Estes não são os últimos sublinhados no Caderno n.º5 pois resolvi, por demasiado extensa, dividir em duas partes os excertos para inserir nos Cadernos de Camus. Como em anteriores excertos há casos de citações de citações. Hesitei na forma da sua apresentação. Tentei sempre ser o mais claro possível colocando-me do lado do leitor destas notas.

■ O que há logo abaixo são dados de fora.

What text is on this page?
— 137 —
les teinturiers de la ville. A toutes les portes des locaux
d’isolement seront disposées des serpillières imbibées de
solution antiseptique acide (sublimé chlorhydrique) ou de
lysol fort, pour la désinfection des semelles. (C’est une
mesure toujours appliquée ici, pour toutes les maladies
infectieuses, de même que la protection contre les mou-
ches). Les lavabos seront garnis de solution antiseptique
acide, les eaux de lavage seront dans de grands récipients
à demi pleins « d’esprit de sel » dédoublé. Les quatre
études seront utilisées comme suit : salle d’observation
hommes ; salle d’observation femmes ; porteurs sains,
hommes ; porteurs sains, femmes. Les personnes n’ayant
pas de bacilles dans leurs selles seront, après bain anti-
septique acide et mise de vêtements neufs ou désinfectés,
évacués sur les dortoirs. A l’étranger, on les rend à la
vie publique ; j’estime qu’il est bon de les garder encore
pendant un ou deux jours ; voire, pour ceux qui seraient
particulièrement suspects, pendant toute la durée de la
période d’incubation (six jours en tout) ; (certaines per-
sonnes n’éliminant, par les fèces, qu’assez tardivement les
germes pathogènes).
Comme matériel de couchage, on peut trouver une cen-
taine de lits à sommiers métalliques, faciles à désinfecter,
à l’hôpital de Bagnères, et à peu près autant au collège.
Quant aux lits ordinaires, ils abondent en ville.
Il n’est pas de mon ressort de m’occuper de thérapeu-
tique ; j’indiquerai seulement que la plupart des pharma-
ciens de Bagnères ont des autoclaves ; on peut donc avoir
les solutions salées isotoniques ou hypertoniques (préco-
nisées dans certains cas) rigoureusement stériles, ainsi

Omito nesta série de sublinhados a transcrição de um excerto por ser demasiado longo e apresentar uma configuração que não se enquadra bem com este formato. Não resisti a acrescentar, em contrapartida, o único excerto não sublinhado, que surgirá na próxima entrada, que é exactamente aquele que encerra o Caderno n.º5, do volume Cadernos III (edição portuguesa), respeitante ao período Setembro de1945/Abril de 1948:

"Palante diz com razão que se há uma verdade una e universal, a liberdade não tem razão de ser."

"É como se fosse absolutamente necessário escolher entre o aviltamento e o castigo."

"Mas ninguém é culpado absolutamente, não se pode pois condenar ninguém absolutamente I) aos olhos da sociedade 2) aos olhos do indivíduo."

""Sócrates atingido por um pontapé. "Se um burro me tivesse batido iria porventura apresentar queixa?" (Diógenes Laércio, II, 2I)""

""Para Schopenhaurer : a existência objectiva das coisas, a sua "representação" é sempre agradável, ao passo que a existência subjectiva é sempre dor.
"Todas as coisas são belas à vista e terríveis no seu ser, donde a ilusão, tão corrente e que sempre me impressiona, da unidade exterior da vida dos outros.""

""Problema da transição. Deveria a Rússia passar pelo estádio da revolução burguesa e capitalista, como o exigia a lógica da história? Neste ponto só Tkatchev (com Netchaev e Bakunine) é o predecessor de Lénine. Marx e Engels eram mencheviques. Eles só tinham em vista a revolução burguesa futura.
As constantes discussões dos primeiros marxistas sobre a necessidade do desenvolvimento capitalista da Rússia e a sua tendência para acolherem esse desenvolvimento. Tikhomirov, velho membro do partido da vontade do povo, acusa-os de se fazerem "os paladinos das primeiras capitalizações.""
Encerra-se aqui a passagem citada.